Я проследила за ними взглядом. С трех сторон внутреннего двора возвышалось большое

каменное здание с массивным белым шатром посередине. Всѐ было увешано цветными баннерами,

возвещающими о Лондонской Неделе Моды.

Ох, ничего себе. Интересно, будет ли задействован здесь сегодня кто-нибудь из девушек, с

которыми я ходила на просмотры. Я надеюсь на это: участие в дефиле – очень важное событие.

Между тем я даже не могу позаботиться об одной паршивой шляпе.
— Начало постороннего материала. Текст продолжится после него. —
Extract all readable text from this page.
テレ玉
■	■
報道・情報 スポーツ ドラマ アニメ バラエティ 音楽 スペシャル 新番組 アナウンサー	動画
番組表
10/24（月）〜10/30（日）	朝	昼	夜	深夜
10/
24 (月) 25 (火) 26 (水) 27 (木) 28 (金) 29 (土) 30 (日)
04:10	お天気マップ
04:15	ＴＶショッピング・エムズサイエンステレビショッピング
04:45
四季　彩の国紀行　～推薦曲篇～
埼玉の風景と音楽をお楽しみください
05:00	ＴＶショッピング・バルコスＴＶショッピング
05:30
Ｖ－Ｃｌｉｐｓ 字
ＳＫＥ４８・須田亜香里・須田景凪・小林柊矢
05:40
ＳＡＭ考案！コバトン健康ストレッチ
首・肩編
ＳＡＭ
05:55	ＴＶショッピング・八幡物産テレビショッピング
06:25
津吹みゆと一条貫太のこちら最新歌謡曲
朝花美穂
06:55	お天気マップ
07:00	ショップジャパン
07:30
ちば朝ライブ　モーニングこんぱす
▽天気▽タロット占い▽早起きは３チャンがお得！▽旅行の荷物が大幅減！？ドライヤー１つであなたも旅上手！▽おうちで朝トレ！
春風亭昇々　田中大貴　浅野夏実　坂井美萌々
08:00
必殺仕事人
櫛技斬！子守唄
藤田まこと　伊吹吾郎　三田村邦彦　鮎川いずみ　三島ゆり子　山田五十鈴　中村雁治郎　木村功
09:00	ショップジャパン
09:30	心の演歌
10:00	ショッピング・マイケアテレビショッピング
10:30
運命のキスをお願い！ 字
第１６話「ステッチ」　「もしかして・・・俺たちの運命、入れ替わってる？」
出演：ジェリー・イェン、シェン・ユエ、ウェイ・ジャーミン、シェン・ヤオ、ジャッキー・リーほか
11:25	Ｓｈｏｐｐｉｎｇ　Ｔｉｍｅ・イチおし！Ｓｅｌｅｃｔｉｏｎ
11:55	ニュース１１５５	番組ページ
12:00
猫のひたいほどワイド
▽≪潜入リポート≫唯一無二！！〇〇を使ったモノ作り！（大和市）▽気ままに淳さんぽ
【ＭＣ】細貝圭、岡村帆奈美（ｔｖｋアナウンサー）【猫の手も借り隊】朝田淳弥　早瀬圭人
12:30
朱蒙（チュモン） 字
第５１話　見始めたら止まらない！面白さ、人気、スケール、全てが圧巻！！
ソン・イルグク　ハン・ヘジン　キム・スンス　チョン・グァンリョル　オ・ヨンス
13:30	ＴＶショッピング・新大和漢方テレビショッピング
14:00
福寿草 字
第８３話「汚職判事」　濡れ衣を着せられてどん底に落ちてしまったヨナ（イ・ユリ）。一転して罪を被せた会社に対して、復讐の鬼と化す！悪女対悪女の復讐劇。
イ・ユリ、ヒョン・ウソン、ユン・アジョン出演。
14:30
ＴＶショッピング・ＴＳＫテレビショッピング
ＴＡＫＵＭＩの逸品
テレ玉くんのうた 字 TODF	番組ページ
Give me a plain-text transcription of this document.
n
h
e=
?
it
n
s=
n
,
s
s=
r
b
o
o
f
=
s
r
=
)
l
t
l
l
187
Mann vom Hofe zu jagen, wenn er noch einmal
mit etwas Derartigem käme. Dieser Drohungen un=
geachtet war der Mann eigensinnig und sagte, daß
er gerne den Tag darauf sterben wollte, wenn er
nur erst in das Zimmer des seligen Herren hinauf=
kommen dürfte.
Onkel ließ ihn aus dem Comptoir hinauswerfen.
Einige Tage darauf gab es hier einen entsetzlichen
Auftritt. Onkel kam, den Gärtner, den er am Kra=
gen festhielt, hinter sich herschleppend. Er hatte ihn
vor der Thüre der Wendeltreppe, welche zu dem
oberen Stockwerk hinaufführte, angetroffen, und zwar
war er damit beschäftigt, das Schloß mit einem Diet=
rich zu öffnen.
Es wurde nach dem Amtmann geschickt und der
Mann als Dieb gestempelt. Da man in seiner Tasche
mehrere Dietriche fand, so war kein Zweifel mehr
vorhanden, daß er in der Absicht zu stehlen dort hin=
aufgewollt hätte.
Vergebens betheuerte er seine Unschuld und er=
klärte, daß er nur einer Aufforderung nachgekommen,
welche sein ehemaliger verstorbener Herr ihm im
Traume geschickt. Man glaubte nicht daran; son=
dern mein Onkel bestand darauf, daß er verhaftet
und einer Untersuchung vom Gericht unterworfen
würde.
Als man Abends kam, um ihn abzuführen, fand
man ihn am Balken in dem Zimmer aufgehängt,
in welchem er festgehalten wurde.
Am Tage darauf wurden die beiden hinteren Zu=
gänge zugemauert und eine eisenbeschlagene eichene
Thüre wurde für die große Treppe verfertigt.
Я прислонилась к столбу и вспомнила порыв ветра, когда автобус промчался мимо меня. Я

даже не поблагодарила того мужчину в костюме. Интересно, почему он так странно на меня

смотрел.

И в этот момент я поняла, что на меня пялится кто-то ещѐ. Невысокая женщина всего в паре

шагов от меня. Она представляла собой неординарное зрелище, но почему-то глядела так, будто

это Я – странное видение.

– ДЖИНС И-БЕРК, – громко сказала она, как только перехватила мой взгляд.

Она вообще со мной разговаривает? Она пытается продать мне джеггинсы? Она

сумасшедшая? Глядя на неѐ, я бы не очень-то и удивилась.

На ней было надето платье длиной до лодыжек, сделанное из лоскутков кожи, скрепленных

между собой оранжевыми молниями; золотой шѐлковый жакет от Пуффа, шарф с принтами в виде

черепов (настолько модный, что даже я знаю, – это Александр МакКвин) и ботинки на

четырехдюймовой металлической золотистой платформе.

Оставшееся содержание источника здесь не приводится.